もう、言葉は眠気と戦う最後の呪文のようになっていた。それが途切れた時が、お前の終わりだと、大きく夜空に口を開けて笑う月に宣告されているようだ。
「理由……僕は大事にしてもらったから、大事に思ってるだけなのかな……自分に関係なく、誰でもない誰かなら、同じように思ったのかな……同じように、ここにいるのかな……」
一度陥った、眠りのような思考は、どんどんと体をむしばみ、茨のつたで身動きを奪おうとしてくる。

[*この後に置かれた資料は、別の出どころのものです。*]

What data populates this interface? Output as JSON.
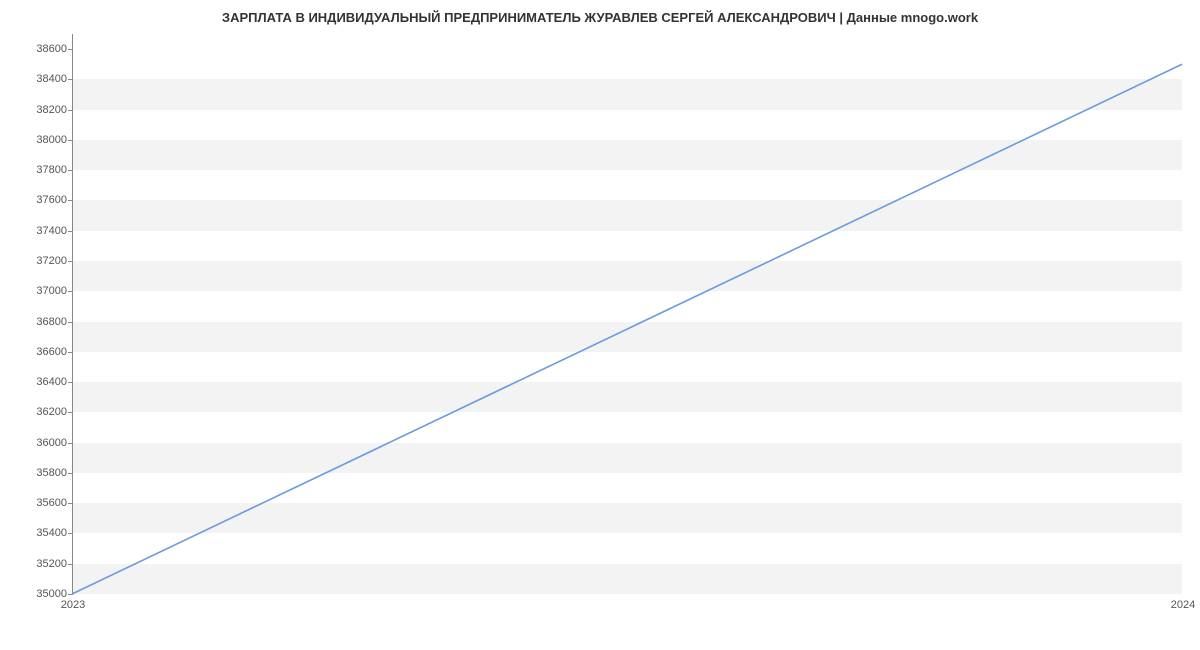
{
  "chart_data": {
    "type": "line",
    "title": "ЗАРПЛАТА В ИНДИВИДУАЛЬНЫЙ ПРЕДПРИНИМАТЕЛЬ ЖУРАВЛЕВ СЕРГЕЙ АЛЕКСАНДРОВИЧ | Данные mnogo.work",
    "x": [
      2023,
      2024
    ],
    "values": [
      35000,
      38500
    ],
    "xlabel": "",
    "ylabel": "",
    "x_ticks": [
      2023,
      2024
    ],
    "y_ticks": [
      35000,
      35200,
      35400,
      35600,
      35800,
      36000,
      36200,
      36400,
      36600,
      36800,
      37000,
      37200,
      37400,
      37600,
      37800,
      38000,
      38200,
      38400,
      38600
    ],
    "ylim": [
      35000,
      38700
    ],
    "xlim": [
      2023,
      2024
    ],
    "colors": {
      "line": "#6a9ae0",
      "band": "#f3f3f4"
    }
  }
}
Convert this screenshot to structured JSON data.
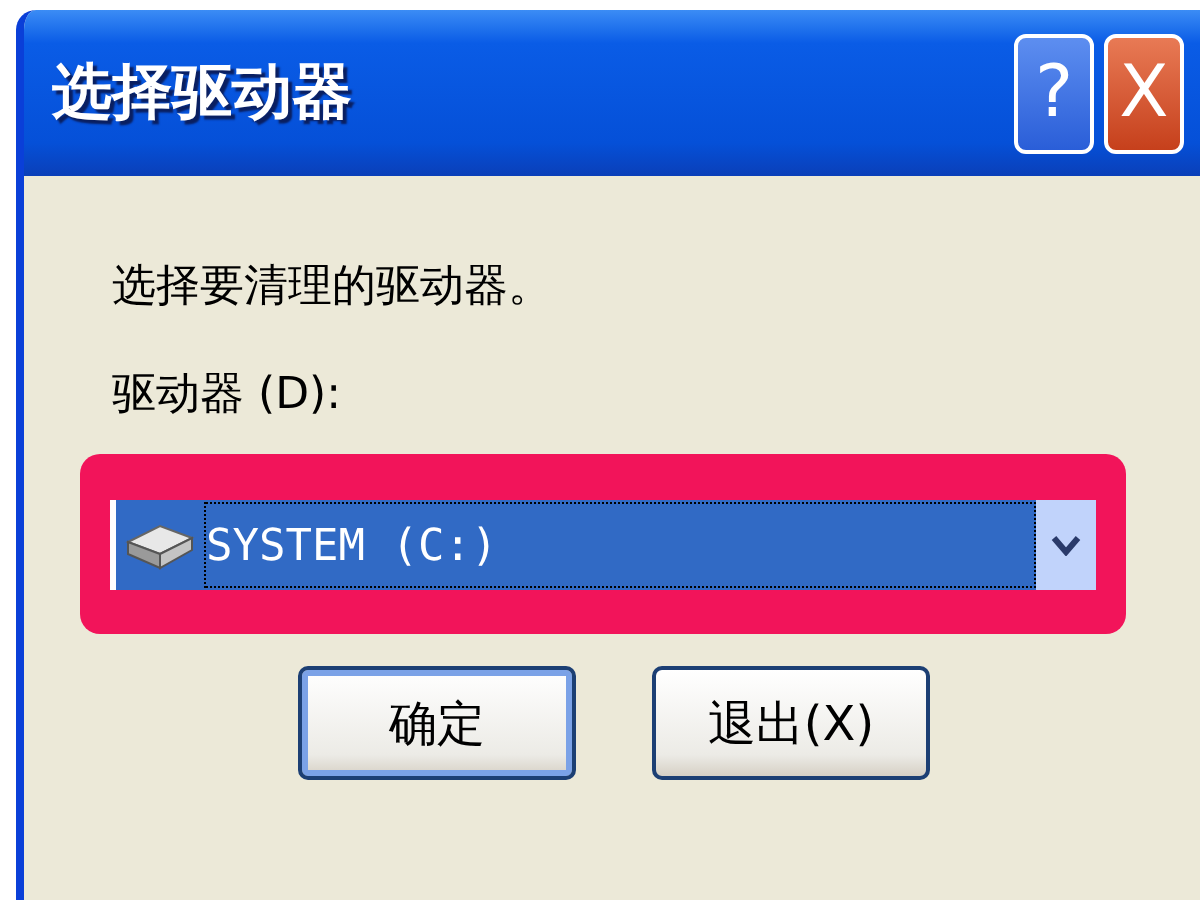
{
  "window": {
    "title": "选择驱动器",
    "title_buttons": [
      {
        "kind": "help",
        "label": "?"
      },
      {
        "kind": "close",
        "label": "X"
      }
    ]
  },
  "prompt": "选择要清理的驱动器。",
  "drive_label": "驱动器 (D):",
  "drive_select": {
    "value": "SYSTEM (C:)"
  },
  "buttons": [
    {
      "label": "确定",
      "default": true
    },
    {
      "label": "退出(X)",
      "default": false
    }
  ]
}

「僕が、島にも行かず……何にも知らないままだったら……」
呼吸する感覚で、まぶたが自然と閉じて、風景が途切れる時間が、わずかながら長くなっていく。
そして、初めて島へ行くとき、助手席でうたた寝をしたことを思い出す。
「僕は……何も知らなかったのかな……インスは……小さな頃、一緒に島を見たこと覚えてた……あの時、僕は……見たんだろ……インスには見えなかったけど……耳がある……女の子……」
夢と現実が入り交じり、意識の上では途切れ続ける風景が、見慣れたものへと、いつの間にか変わっていて、はっと目を見開いた。エンジンと排気音に混じり、懐かしい波音が耳へと忍んでくる。
「うん……そうだよ……」
故郷へと十年ぶりに帰るように、意識が駆り立てられる。車は町並みを抜け、橋の前になる。先はただ直線が島まで続くだけだ。
「人を……大切な人を救おうってするのに、理由をつけようなんて思うこと自体が間違ってるんだ……」
結論付いた心は、アクセルを気持ちよく踏み込ませ、車は橋へと進む。空は白み、昇り始めようとする太陽が、海の端を赤く色づける。清々しい朝の風景と、まだ夜が残る橋の道の狭間は、明暗あるこの世界そのもののようだった。
島のことを世界がどう思っているか、未だ夜に支配された闇が物語っているようで、唇を少し強く噛んだ。